In the 1970s, the town reconstructed the slaughter houses: one is configured as a chapel; the other as the cooper’s home/office. They were built by hand, using two different construction techniques. I visited the site with family earlier this month, mistakenly crashing the town’s Independence Day parade on July 7th. We had to interrupt one parade watcher’s focus and ask directions to the museum and site. She invited a friend over and they graciously gave us directions to the edge of town. The site of the old Indian town, including the 1872 obelisk, the two reconstructed buildings, a small museum, and a mass grave, is located in the middle of a large cemetery on the hill Zeisberger mentioned in 1772. Not surprisingly, given the Independence Day celebrations, the museum was closed when we arrived. Nevertheless, the chapel and cooper’s house were open and we walked the grounds imagining life on the frontier during the American Revolution. Following the Moravian style, the buildings were simple and functional. By the time we had explored the site, the parade was over and the museum attendant (whose name I foolishly forgot to ask), had returned.
The Gnadenhutten museum is modest in keeping with the small size of the town and its dependence on donations, but contains a fascinating collection of artifacts from the area, ranging from arrowheads and simple tools that predate the 1772 settlement to farm implements and illustrations that help explain the region’s history over the last 236 years. Nevertheless, the focus remains on the Moravian missions. Several artifacts date from that period. The museum attendant was quite knowledgeable and had some excellent stories to tell, not just about the events between 1772 and 1782, but about the people who had visited the area since then, including one young man paddling the Tuscarawas in a loin cloth whose canoe mysteriously climbed to the top of a nearby tree while he slept. Apparently, he took the joke well. Today, Gnadenhutten is a pleasant town in a pretty area that has done well to commemorate its history, particularly that of the Moravian Indians who settled the area and suffered for living in the no-man’s land of the frontier during the American Revolution.
[1] From Benjamin Franklin to James Hutton, 7 July 1782, Founders Online.
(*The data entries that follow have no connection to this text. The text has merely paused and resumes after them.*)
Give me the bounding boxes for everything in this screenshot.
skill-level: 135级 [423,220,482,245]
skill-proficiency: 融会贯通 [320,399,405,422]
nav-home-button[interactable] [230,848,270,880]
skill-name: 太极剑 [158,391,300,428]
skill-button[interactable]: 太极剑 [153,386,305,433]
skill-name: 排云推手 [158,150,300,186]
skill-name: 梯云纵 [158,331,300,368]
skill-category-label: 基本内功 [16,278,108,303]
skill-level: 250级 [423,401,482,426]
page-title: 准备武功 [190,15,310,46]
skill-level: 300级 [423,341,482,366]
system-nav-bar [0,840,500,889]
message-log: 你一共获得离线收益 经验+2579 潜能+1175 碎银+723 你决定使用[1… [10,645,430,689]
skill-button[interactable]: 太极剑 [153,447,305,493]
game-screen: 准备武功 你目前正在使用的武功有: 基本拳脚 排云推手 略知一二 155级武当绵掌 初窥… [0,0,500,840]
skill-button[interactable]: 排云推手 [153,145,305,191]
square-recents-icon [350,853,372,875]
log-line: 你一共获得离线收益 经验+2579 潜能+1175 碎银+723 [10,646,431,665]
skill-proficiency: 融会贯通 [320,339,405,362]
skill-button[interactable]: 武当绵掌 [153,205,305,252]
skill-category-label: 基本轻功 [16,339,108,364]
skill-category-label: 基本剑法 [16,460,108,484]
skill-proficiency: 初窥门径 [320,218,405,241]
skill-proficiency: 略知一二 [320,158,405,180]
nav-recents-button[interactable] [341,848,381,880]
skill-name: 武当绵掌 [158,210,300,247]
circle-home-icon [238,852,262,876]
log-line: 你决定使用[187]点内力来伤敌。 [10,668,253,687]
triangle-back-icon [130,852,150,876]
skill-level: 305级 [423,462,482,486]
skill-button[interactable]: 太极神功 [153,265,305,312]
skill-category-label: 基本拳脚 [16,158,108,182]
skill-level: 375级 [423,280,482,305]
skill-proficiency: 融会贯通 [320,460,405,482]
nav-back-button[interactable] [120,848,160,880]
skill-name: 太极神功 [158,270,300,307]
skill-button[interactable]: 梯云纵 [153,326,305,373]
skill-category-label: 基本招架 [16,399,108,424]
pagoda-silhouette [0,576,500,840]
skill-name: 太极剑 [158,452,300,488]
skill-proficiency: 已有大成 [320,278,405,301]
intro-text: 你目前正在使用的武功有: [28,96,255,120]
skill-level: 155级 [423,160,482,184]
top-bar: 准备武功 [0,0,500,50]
Available at: https://founders.archives.gov/?q=Moravian%20Period%3A%22Revolutionary%20War%22&s=1111311111&sa=&r=82&sr=. Accessed January 22, 2018.
[2] Hermann Wellenreuther and Carola Wessel, eds., The Moravian Mission Diaries of David Zeisberger, 1772-1781, (University Park, PA: The Pennsylvania State University Press, 2005), 108.
[3] John Heckewelder, A Narrative of the Mission of the united Brethren among the Delaware and Mohegan Indians, (Philadelphia: McCarty & Davis, 1820), 302-303; George Henry Loskiel, Mission of the United Brethren among the Indians in North America, (London: Brethren’s Society for the Furtherance of the Gospel, 1794), 171.
[4] There are different versions of the story. Some have the Indians being escorted from their prisons to the “slaughter houses” two at a time. (Loskiel, 180) Heckewelder has them being brained inside the buildings in which they were held prisoner. (Heckewelder, 320). Loskiel’s version seems to have gotten more traction with historians, perhaps because it was published first. I’m inclined to accept Heckewelder’s. Although he wrote later, he had direct access to the Indian witnesses.
[5] The History of Tuscarawas County, Ohio, (Chicago: Warner, Beers & Co., 1884), 308-312.
[6] The History of Tuscarawas County, Ohio, 320-321.